22 Kasım 2014 Cumartesi

DİVAN-I KEBİR 1 CİLT 1130 İNCİ BEYİT

1130-  Benim öfkem onun yüzünden o âlemden;
Öfkelenen ben değilim, o (Tanrı).
Bu yana, o yana sıçrayan o, bense eşikte oturmuşum, kımıldadığım bile yok.

Eşikte oturan o kişidir ki dilsizdir, fakat söyler (Allah söyletir);
Bu remzi (İşaret edilerek anlatım) söyledin ya, yeter artık, dilini kes (Sus), başka söz söyleme.

Bu kimdir bu, bu kimdir bu?
Âşıkları deli divane edendir bu;
Nuruyla yeryüzü, gökten bile daha güzel bir hale gelmiş.

Canları kendisinden geçirendir bu yahut hazinelerin mücevheridir yahut bahçelerin selvisi yahut da Rûh-ul Emin’in (Emin ve mukaddes ruh, Cebrail Aleyhissalamın ismi) ta kendisidir bu.

Canın da sarhoşluğudur, cihanın da, gözün de sevgilisidir, ağzın da;
Kazancı da yıkıp dağıtandır, dükkânı da;
Suçların çekinmenin de yağmasıdır, dinin de.

Güneşle Ay onu görüp utanmıştır.
İnciler saçan bir taş yüreklidir.;
Öylesine zalimdir ki demir dağlar bile her lahza (Bir anda) onun korkusundan dağılıp gitmededir.

Güneşin bile onun sayesinde sermayesi (Hayat ve ölüm) çoğalmıştır.
Yüzlerce Ay onun harmanında nesr-i tâir (Batı yönünde görülen parlak yıldız) gibi yemlenmededir (Parlaklığını almadadır).

Gel ey ebediliğin ruhu, geldi şirin yüzlü!
Gel ey kuşluk güneşi, gel ey tam anlayışın, tam görüşün ta kendisi.

Gel de yüzleri aydınlat, gönül tarlalarını sula, ayakkabılarını çıkar da, geç, canların başına otur.

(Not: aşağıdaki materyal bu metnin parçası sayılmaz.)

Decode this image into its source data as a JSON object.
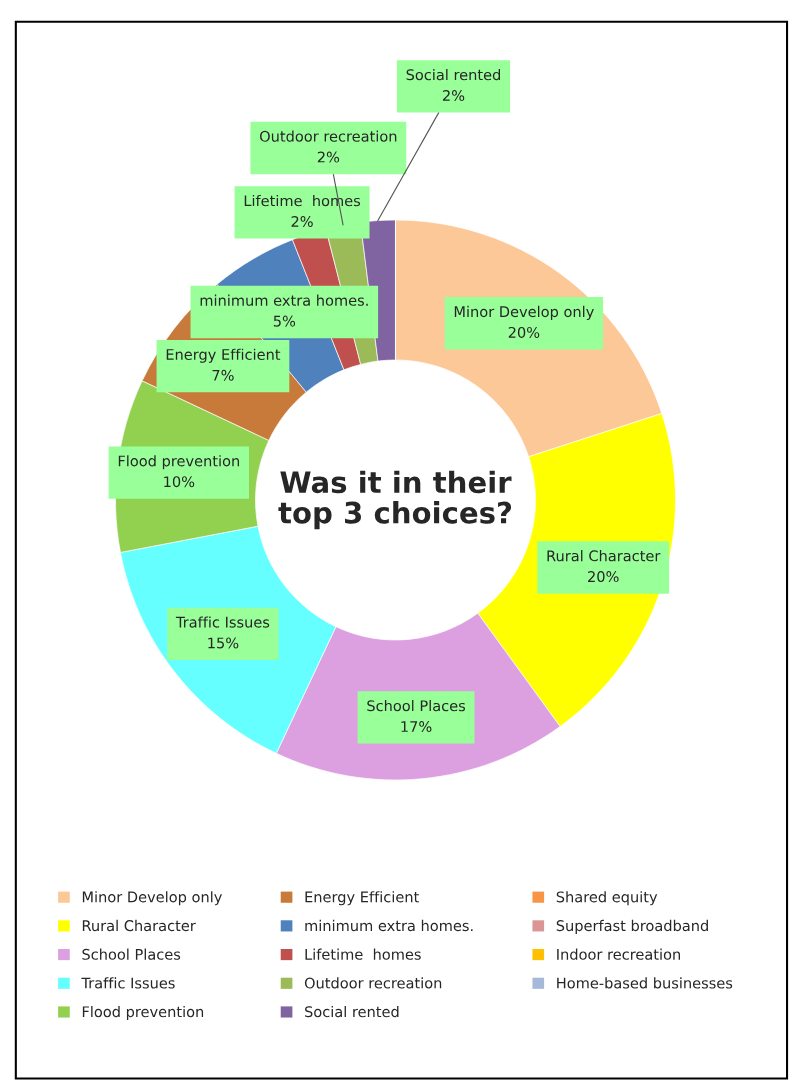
{
  "chart_data": {
    "type": "donut",
    "title": "Was it in their top 3 choices?",
    "categories": [
      "Minor Develop only",
      "Rural Character",
      "School Places",
      "Traffic Issues",
      "Flood prevention",
      "Energy Efficient",
      "minimum extra homes.",
      "Lifetime  homes",
      "Outdoor recreation",
      "Social rented",
      "Shared equity",
      "Superfast broadband",
      "Indoor recreation",
      "Home-based businesses"
    ],
    "values": [
      20,
      20,
      17,
      15,
      10,
      7,
      5,
      2,
      2,
      2,
      0,
      0,
      0,
      0
    ],
    "colors": [
      "#fcc898",
      "#ffff00",
      "#dca0e0",
      "#66ffff",
      "#92d050",
      "#c87a3a",
      "#4f81bd",
      "#c0504d",
      "#9bbb59",
      "#8064a2",
      "#f79646",
      "#d99694",
      "#ffc000",
      "#a6b9db"
    ],
    "value_labels": [
      "20%",
      "20%",
      "17%",
      "15%",
      "10%",
      "7%",
      "5%",
      "2%",
      "2%",
      "2%",
      null,
      null,
      null,
      null
    ],
    "legend": "bottom"
  }
}
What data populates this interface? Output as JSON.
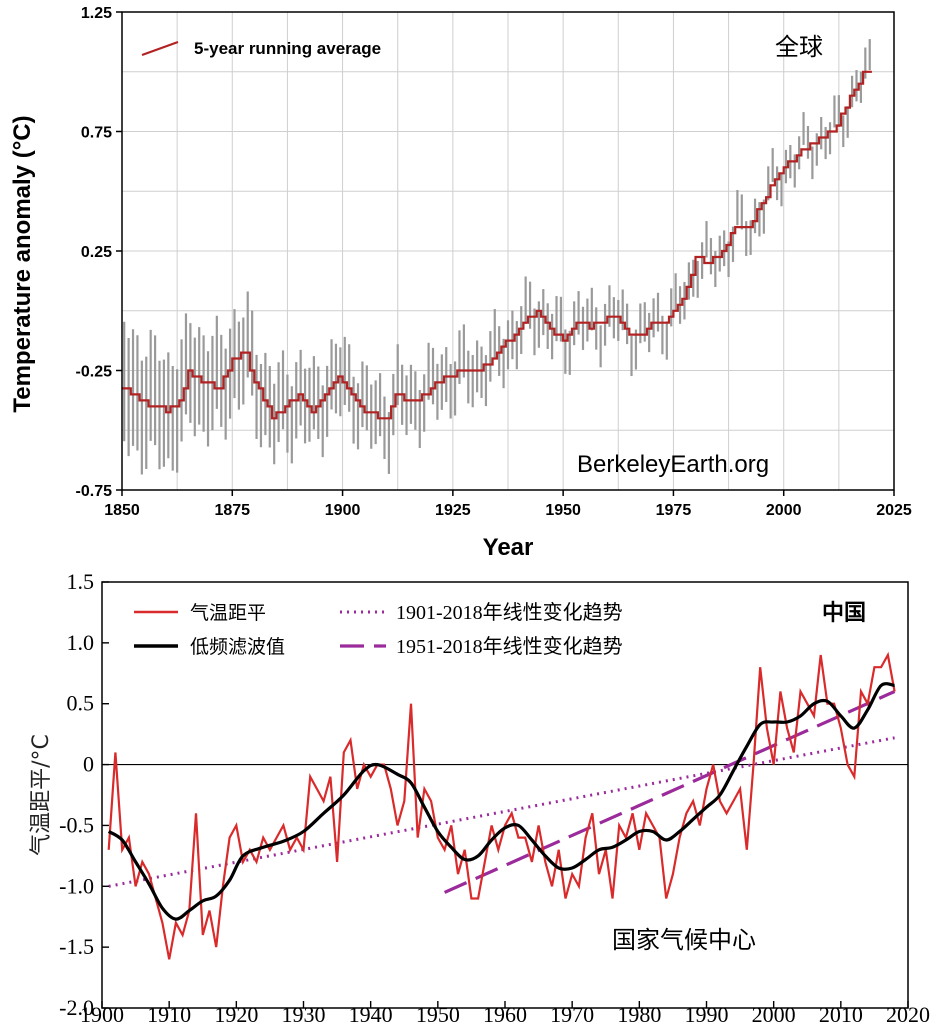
{
  "chart_data": [
    {
      "type": "line",
      "title": "全球",
      "xlabel": "Year",
      "ylabel": "Temperature anomaly (°C)",
      "xlim": [
        1850,
        2025
      ],
      "ylim": [
        -0.75,
        1.25
      ],
      "x_ticks": [
        "1850",
        "1875",
        "1900",
        "1925",
        "1950",
        "1975",
        "2000",
        "2025"
      ],
      "y_ticks": [
        "1.25",
        "0.75",
        "0.25",
        "-0.25",
        "-0.75"
      ],
      "legend": "5-year running average",
      "watermark": "BerkeleyEarth.org",
      "series_color": "#b22222",
      "uncertainty_color": "#9a9a9a",
      "series": [
        {
          "name": "5-year running average",
          "x": [
            1850,
            1855,
            1860,
            1863,
            1865,
            1868,
            1872,
            1875,
            1878,
            1880,
            1884,
            1887,
            1890,
            1893,
            1896,
            1899,
            1902,
            1905,
            1908,
            1910,
            1912,
            1915,
            1918,
            1921,
            1924,
            1927,
            1930,
            1933,
            1936,
            1939,
            1942,
            1944,
            1947,
            1950,
            1953,
            1956,
            1959,
            1962,
            1965,
            1967,
            1970,
            1973,
            1975,
            1978,
            1980,
            1983,
            1986,
            1989,
            1992,
            1995,
            1998,
            2000,
            2003,
            2006,
            2009,
            2012,
            2014,
            2016,
            2018,
            2020
          ],
          "values": [
            -0.32,
            -0.38,
            -0.42,
            -0.38,
            -0.25,
            -0.3,
            -0.32,
            -0.2,
            -0.18,
            -0.3,
            -0.44,
            -0.4,
            -0.36,
            -0.42,
            -0.34,
            -0.28,
            -0.34,
            -0.42,
            -0.44,
            -0.46,
            -0.35,
            -0.38,
            -0.36,
            -0.3,
            -0.28,
            -0.25,
            -0.25,
            -0.22,
            -0.15,
            -0.1,
            -0.02,
            -0.01,
            -0.08,
            -0.12,
            -0.04,
            -0.07,
            -0.04,
            -0.03,
            -0.1,
            -0.11,
            -0.05,
            -0.04,
            0.0,
            0.09,
            0.22,
            0.2,
            0.25,
            0.35,
            0.34,
            0.45,
            0.55,
            0.6,
            0.65,
            0.7,
            0.72,
            0.78,
            0.86,
            0.92,
            1.0,
            1.0
          ]
        }
      ]
    },
    {
      "type": "line",
      "title": "中国",
      "xlabel": "",
      "ylabel": "气温距平/°C",
      "xlim": [
        1900,
        2020
      ],
      "ylim": [
        -2.0,
        1.5
      ],
      "x_ticks": [
        "1900",
        "1910",
        "1920",
        "1930",
        "1940",
        "1950",
        "1960",
        "1970",
        "1980",
        "1990",
        "2000",
        "2010",
        "2020"
      ],
      "y_ticks": [
        "1.5",
        "1.0",
        "0.5",
        "0",
        "-0.5",
        "-1.0",
        "-1.5",
        "-2.0"
      ],
      "watermark": "国家气候中心",
      "legend_labels": {
        "raw": "气温距平",
        "smooth": "低频滤波值",
        "trend_1901": "1901-2018年线性变化趋势",
        "trend_1951": "1951-2018年线性变化趋势"
      },
      "colors": {
        "raw": "#d92b2b",
        "smooth": "#000000",
        "trend": "#9b2a9b"
      },
      "series": [
        {
          "name": "气温距平",
          "x": [
            1901,
            1902,
            1903,
            1904,
            1905,
            1906,
            1907,
            1908,
            1909,
            1910,
            1911,
            1912,
            1913,
            1914,
            1915,
            1916,
            1917,
            1918,
            1919,
            1920,
            1921,
            1922,
            1923,
            1924,
            1925,
            1926,
            1927,
            1928,
            1929,
            1930,
            1931,
            1932,
            1933,
            1934,
            1935,
            1936,
            1937,
            1938,
            1939,
            1940,
            1941,
            1942,
            1943,
            1944,
            1945,
            1946,
            1947,
            1948,
            1949,
            1950,
            1951,
            1952,
            1953,
            1954,
            1955,
            1956,
            1957,
            1958,
            1959,
            1960,
            1961,
            1962,
            1963,
            1964,
            1965,
            1966,
            1967,
            1968,
            1969,
            1970,
            1971,
            1972,
            1973,
            1974,
            1975,
            1976,
            1977,
            1978,
            1979,
            1980,
            1981,
            1982,
            1983,
            1984,
            1985,
            1986,
            1987,
            1988,
            1989,
            1990,
            1991,
            1992,
            1993,
            1994,
            1995,
            1996,
            1997,
            1998,
            1999,
            2000,
            2001,
            2002,
            2003,
            2004,
            2005,
            2006,
            2007,
            2008,
            2009,
            2010,
            2011,
            2012,
            2013,
            2014,
            2015,
            2016,
            2017,
            2018
          ],
          "values": [
            -0.7,
            0.1,
            -0.7,
            -0.6,
            -1.0,
            -0.8,
            -0.9,
            -1.1,
            -1.3,
            -1.6,
            -1.3,
            -1.4,
            -1.2,
            -0.4,
            -1.4,
            -1.2,
            -1.5,
            -1.0,
            -0.6,
            -0.5,
            -0.8,
            -0.7,
            -0.8,
            -0.6,
            -0.7,
            -0.6,
            -0.5,
            -0.7,
            -0.6,
            -0.7,
            -0.1,
            -0.2,
            -0.3,
            -0.1,
            -0.8,
            0.1,
            0.2,
            -0.2,
            0.0,
            -0.1,
            0.0,
            0.0,
            -0.2,
            -0.5,
            -0.3,
            0.5,
            -0.6,
            -0.2,
            -0.3,
            -0.6,
            -0.7,
            -0.5,
            -0.9,
            -0.7,
            -1.1,
            -1.1,
            -0.8,
            -0.5,
            -0.7,
            -0.5,
            -0.4,
            -0.6,
            -0.6,
            -0.8,
            -0.5,
            -0.8,
            -1.0,
            -0.7,
            -1.1,
            -0.9,
            -1.0,
            -0.6,
            -0.4,
            -0.9,
            -0.7,
            -1.1,
            -0.5,
            -0.6,
            -0.4,
            -0.7,
            -0.4,
            -0.5,
            -0.6,
            -1.1,
            -0.9,
            -0.6,
            -0.4,
            -0.3,
            -0.5,
            -0.2,
            0.0,
            -0.3,
            -0.4,
            -0.3,
            -0.2,
            -0.7,
            0.0,
            0.8,
            0.3,
            0.0,
            0.6,
            0.3,
            0.1,
            0.6,
            0.5,
            0.4,
            0.9,
            0.5,
            0.5,
            0.3,
            0.0,
            -0.1,
            0.6,
            0.5,
            0.8,
            0.8,
            0.9,
            0.6
          ]
        },
        {
          "name": "低频滤波值",
          "x": [
            1901,
            1903,
            1905,
            1907,
            1909,
            1911,
            1913,
            1915,
            1917,
            1919,
            1921,
            1924,
            1927,
            1930,
            1933,
            1936,
            1939,
            1941,
            1944,
            1946,
            1948,
            1950,
            1952,
            1954,
            1956,
            1958,
            1960,
            1962,
            1964,
            1966,
            1968,
            1970,
            1972,
            1974,
            1976,
            1978,
            1980,
            1982,
            1984,
            1986,
            1988,
            1990,
            1992,
            1994,
            1996,
            1998,
            2000,
            2002,
            2004,
            2006,
            2008,
            2010,
            2012,
            2014,
            2016,
            2018
          ],
          "values": [
            -0.55,
            -0.62,
            -0.8,
            -0.98,
            -1.18,
            -1.27,
            -1.2,
            -1.12,
            -1.08,
            -0.95,
            -0.75,
            -0.68,
            -0.63,
            -0.55,
            -0.4,
            -0.25,
            -0.05,
            0.0,
            -0.08,
            -0.15,
            -0.35,
            -0.55,
            -0.68,
            -0.78,
            -0.75,
            -0.62,
            -0.52,
            -0.5,
            -0.62,
            -0.75,
            -0.85,
            -0.85,
            -0.78,
            -0.7,
            -0.68,
            -0.62,
            -0.55,
            -0.55,
            -0.62,
            -0.55,
            -0.45,
            -0.35,
            -0.25,
            -0.05,
            0.15,
            0.33,
            0.35,
            0.35,
            0.4,
            0.5,
            0.52,
            0.4,
            0.3,
            0.45,
            0.65,
            0.65
          ]
        },
        {
          "name": "1901-2018年线性变化趋势",
          "x": [
            1901,
            2018
          ],
          "values": [
            -1.0,
            0.22
          ]
        },
        {
          "name": "1951-2018年线性变化趋势",
          "x": [
            1951,
            2018
          ],
          "values": [
            -1.05,
            0.6
          ]
        }
      ]
    }
  ]
}
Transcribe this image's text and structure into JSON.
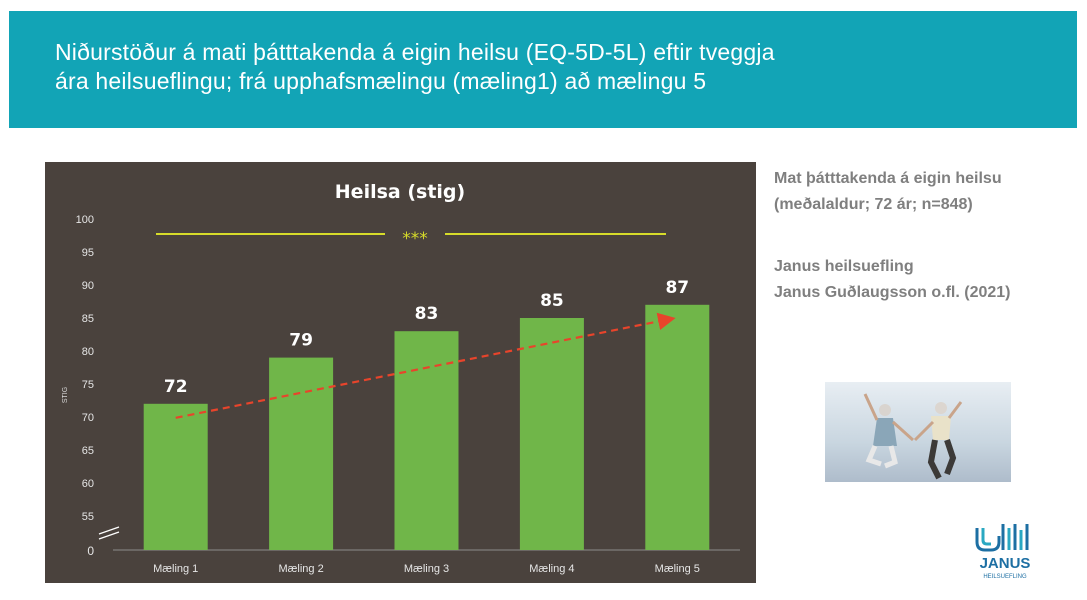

Ey anlayışımızın, geç kendinden!
Ey kulağımız müjdeyi duy!
Ey aklımız sarhoş ol!
Ey gözümüz devleti seyret.
                             ***   
DİVAN-I KEBİR1
MEVLÂNÂ CELÂLEDDİN
Hazırlayan: Abdulbaki GÖLPINARLI
İstanbul REMZİ KİTABEVİ 93
                             ***
Neler öğrendik:
1.    Hazreti Mevlana’nın sakin bir yapıda olduğunu, kendisinden çıkan öfkenin kendisine ait olmadığını, yapılan yanlışın büyüklüğünün anlaşılması için kendisine tesir eden güçlerin isteğiyle bu görevi öfke ile anlattığını öğrendik.
2.      Ay ve yıldızların ışığını, parlaklığını güneşin nurundan alıp kendilerini gösterdiğini, iş yaptıklarını öğrendik. 
3.    Kişilerin sözleri ve iradesi olarak gördüğümüz her şeyin aslında kendini göstermeyen güçler tarafından yapıldığını öğrendik.
4.    Benliğinde, nefsinde olanın ancak aklıyla doğruyu görebileceğini fakat işin hakikatine ulaşamayacağını öğrendik.
5.    Benliğinin ve nefsinin tesirinden kurtulup kendinden geçmiş kişinin hakikate ulaşma imkânına kavuşabileceğini öğrendik.
                     *
İşte böyle yaren,
Anlayışımızı öncelikle kendimizden geçmeye yani anı yaşamaya hazırlamamız gerektiğini öğrendik anladık.

İlahi âlemin gücünü ve yaptıklarını görmemiz, öğrenmemiz, ilahi âlemden gelen müjdeleri duymamız ve bunların ışığında bilgilenmemiz, bilgimizi kullanmamız, zevk almamız, büyüklüğünü görmemiz, bir parçası olmak için çalışmamız gerektiğini öğrendik, anladık.